Fique por dentro


Viva o saci-pererê!

Autor: Luis Ricardo Manetti


Quando eu era criança, faz tempo, morávamos em Londrina/PR, em uma casa, a meio caminho entre a roça e a cidade. Fizemos muitas amizades com o povo que vinha dos sítios para a cidade e paravam, para prosear e tomar uma água gelada. Entre as pessoa assíduas estava o sêo Emílio, grande contador de causos, falava muito do saci-pererê, do lobisomem, do pote de ouro do arco-íris, da mula-sem-cabeça e, várias outras histórias.

Eu era especialmente fascinado pelo saci, e estimulado pela leitura dos livros de Monteiro Lobato, tinha a minha própria peneira de caçar saci-pererês, devidamente protegida por uma cruz. Nessa época, 1955/56, houve um extenso desmatamento no noroeste do Estado, barreira natural para os fortes ventos que vinham do sudoeste do continente sul-americano, o que favorecia o surgimento de incontáveis redemoinhos, que é o esconderijo predileto dos sacis, e eu passava horas perseguindo os pés-de-vento.

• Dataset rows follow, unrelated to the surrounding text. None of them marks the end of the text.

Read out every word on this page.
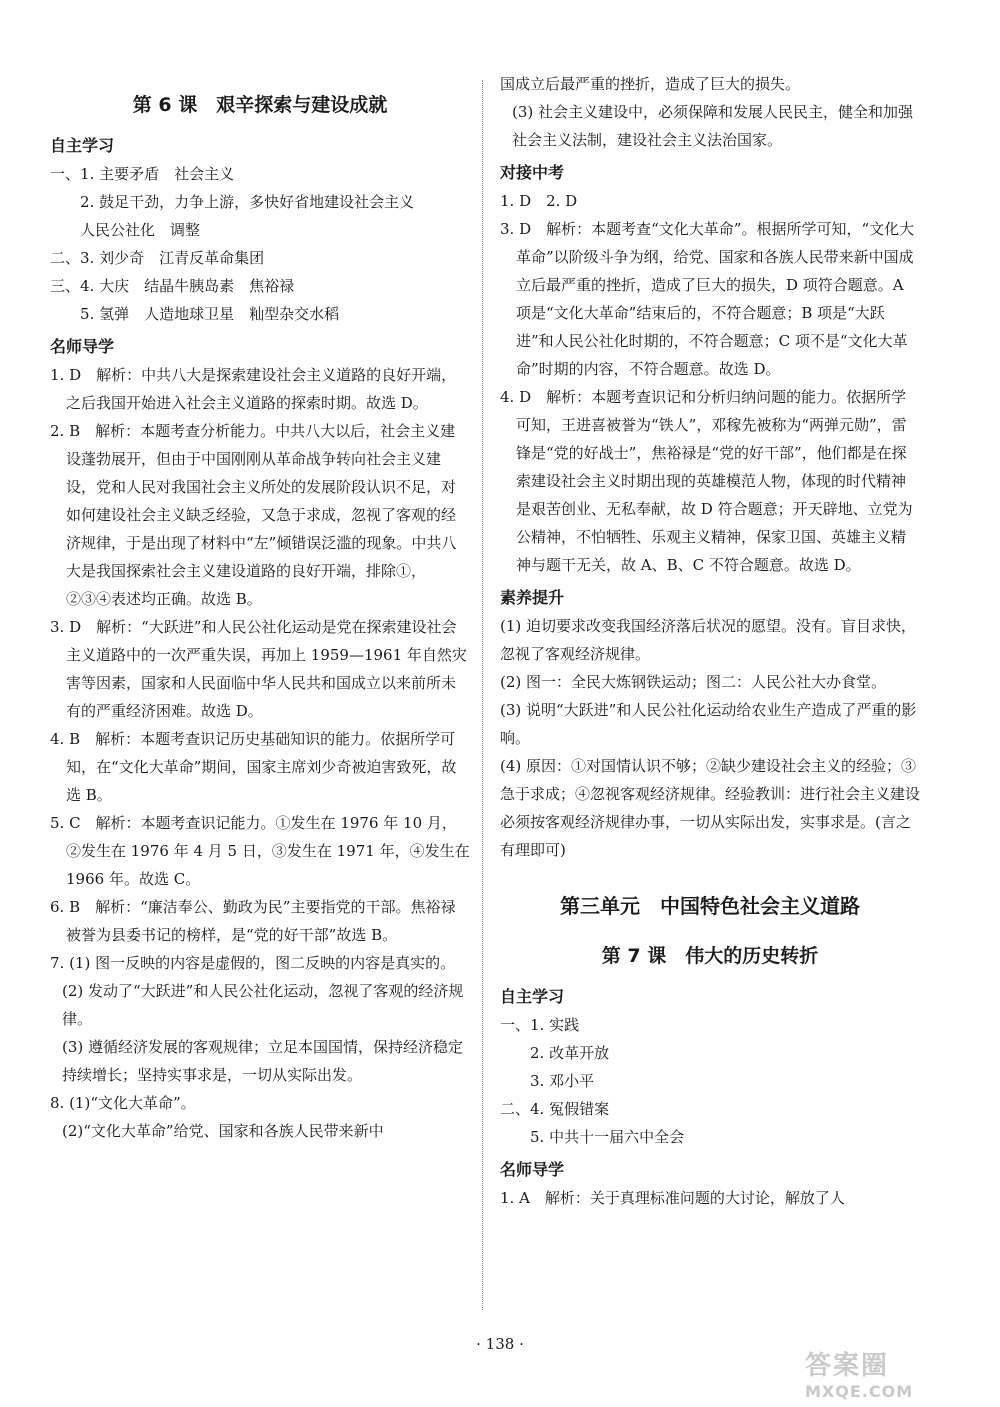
第 6 课　艰辛探索与建设成就
自主学习

一、1. 主要矛盾　社会主义

2. 鼓足干劲，力争上游，多快好省地建设社会主义

人民公社化　调整

二、3. 刘少奇　江青反革命集团

三、4. 大庆　结晶牛胰岛素　焦裕禄

5. 氢弹　人造地球卫星　籼型杂交水稻

名师导学

1. D　解析：中共八大是探索建设社会主义道路的良好开端，之后我国开始进入社会主义道路的探索时期。故选 D。

2. B　解析：本题考查分析能力。中共八大以后，社会主义建设蓬勃展开，但由于中国刚刚从革命战争转向社会主义建设，党和人民对我国社会主义所处的发展阶段认识不足，对如何建设社会主义缺乏经验，又急于求成，忽视了客观的经济规律，于是出现了材料中“左”倾错误泛滥的现象。中共八大是我国探索社会主义建设道路的良好开端，排除①，②③④表述均正确。故选 B。

3. D　解析：“大跃进”和人民公社化运动是党在探索建设社会主义道路中的一次严重失误，再加上 1959—1961 年自然灾害等因素，国家和人民面临中华人民共和国成立以来前所未有的严重经济困难。故选 D。

4. B　解析：本题考查识记历史基础知识的能力。依据所学可知，在“文化大革命”期间，国家主席刘少奇被迫害致死，故选 B。

5. C　解析：本题考查识记能力。①发生在 1976 年 10 月，②发生在 1976 年 4 月 5 日，③发生在 1971 年，④发生在 1966 年。故选 C。

6. B　解析：“廉洁奉公、勤政为民”主要指党的干部。焦裕禄被誉为县委书记的榜样，是“党的好干部”故选 B。

7. (1) 图一反映的内容是虚假的，图二反映的内容是真实的。

(2) 发动了“大跃进”和人民公社化运动，忽视了客观的经济规律。

(3) 遵循经济发展的客观规律；立足本国国情，保持经济稳定持续增长；坚持实事求是，一切从实际出发。

8. (1)“文化大革命”。

(2)“文化大革命”给党、国家和各族人民带来新中

国成立后最严重的挫折，造成了巨大的损失。

(3) 社会主义建设中，必须保障和发展人民民主，健全和加强社会主义法制，建设社会主义法治国家。

对接中考

1. D　2. D

3. D　解析：本题考查“文化大革命”。根据所学可知，“文化大革命”以阶级斗争为纲，给党、国家和各族人民带来新中国成立后最严重的挫折，造成了巨大的损失，D 项符合题意。A 项是“文化大革命”结束后的，不符合题意；B 项是“大跃进”和人民公社化时期的，不符合题意；C 项不是“文化大革命”时期的内容，不符合题意。故选 D。

4. D　解析：本题考查识记和分析归纳问题的能力。依据所学可知，王进喜被誉为“铁人”，邓稼先被称为“两弹元勋”，雷锋是“党的好战士”，焦裕禄是“党的好干部”，他们都是在探索建设社会主义时期出现的英雄模范人物，体现的时代精神是艰苦创业、无私奉献，故 D 符合题意；开天辟地、立党为公精神，不怕牺牲、乐观主义精神，保家卫国、英雄主义精神与题干无关，故 A、B、C 不符合题意。故选 D。

素养提升

(1) 迫切要求改变我国经济落后状况的愿望。没有。盲目求快，忽视了客观经济规律。

(2) 图一：全民大炼钢铁运动；图二：人民公社大办食堂。

(3) 说明“大跃进”和人民公社化运动给农业生产造成了严重的影响。

(4) 原因：①对国情认识不够；②缺少建设社会主义的经验；③急于求成；④忽视客观经济规律。经验教训：进行社会主义建设必须按客观经济规律办事，一切从实际出发，实事求是。(言之有理即可)

第三单元　中国特色社会主义道路
第 7 课　伟大的历史转折
自主学习

一、1. 实践

2. 改革开放

3. 邓小平

二、4. 冤假错案

5. 中共十一届六中全会

名师导学

1. A　解析：关于真理标准问题的大讨论，解放了人

· 138 ·
答案圈
MXQE.COM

Dos outros seres fantásticos descritos pela nossa cultura, que conheci inicialmente pelo sêo Emílio, achava interessante a mula-sem-cabeça, que segundo o pessoal mais antigo, era uma mulher muito má, que de quinta para sexta-feira transformava-se e galopava pelos campos soltando fogo pelas ventas, como? se não tinha cabeça, para alguns estudiosos ela fora namorada de padre. O lobisomem, de origem européia, era o sétimo filho depois do nascimento de seis mulheres, que fizera maldades com a mãe e transformava-se nas sextas-feiras de Lua Cheia, e saía pelas estradas assustando pessoas. Na versão norte-americana o bicho é feroz, mau e fortíssimo, na versão caipira, como é castigo, além dele ser bravo e malvado, aprecia muito comer cocô de galinha.

Por essa época, em Londrina, caiu uma tempestade muito forte à noite, e pela manhã, havia ao lado da janela do quarto do meu pai, um par de pegadas dianteiras semelhantes a de cachorro, bem maior do que as comuns. Meu pai, brincalhão, espalhou que tinha visto o "Tinhoso", na figura de um baita de um lobisomem, isso foi o suficiente para que o bicho fosse visto em todo o bairro do Aeroporto e vizinhanças. Ninguém mais saía à noite sozinho, pois naquela época a energia elétrica no bairro só era disponível às terças, quintas-feiras e sábados, das 20 às 22h. Por outro lado os fanfarrões diziam que não tinham medo e iam para todos os lugares a pé e altas horas da noite, tudo mentira. Para que o assunto caísse no esquecimento, passaram-se mais de 40 dias.

"Pensando nisso agora, depois de muito refletir, tenho a certeza de que quem inspirou meu pai a espalhar o boato e levantou as patas de trás do cachorro, para ele escorregar, foi o saci-pererê, que eu estava tentando pegar."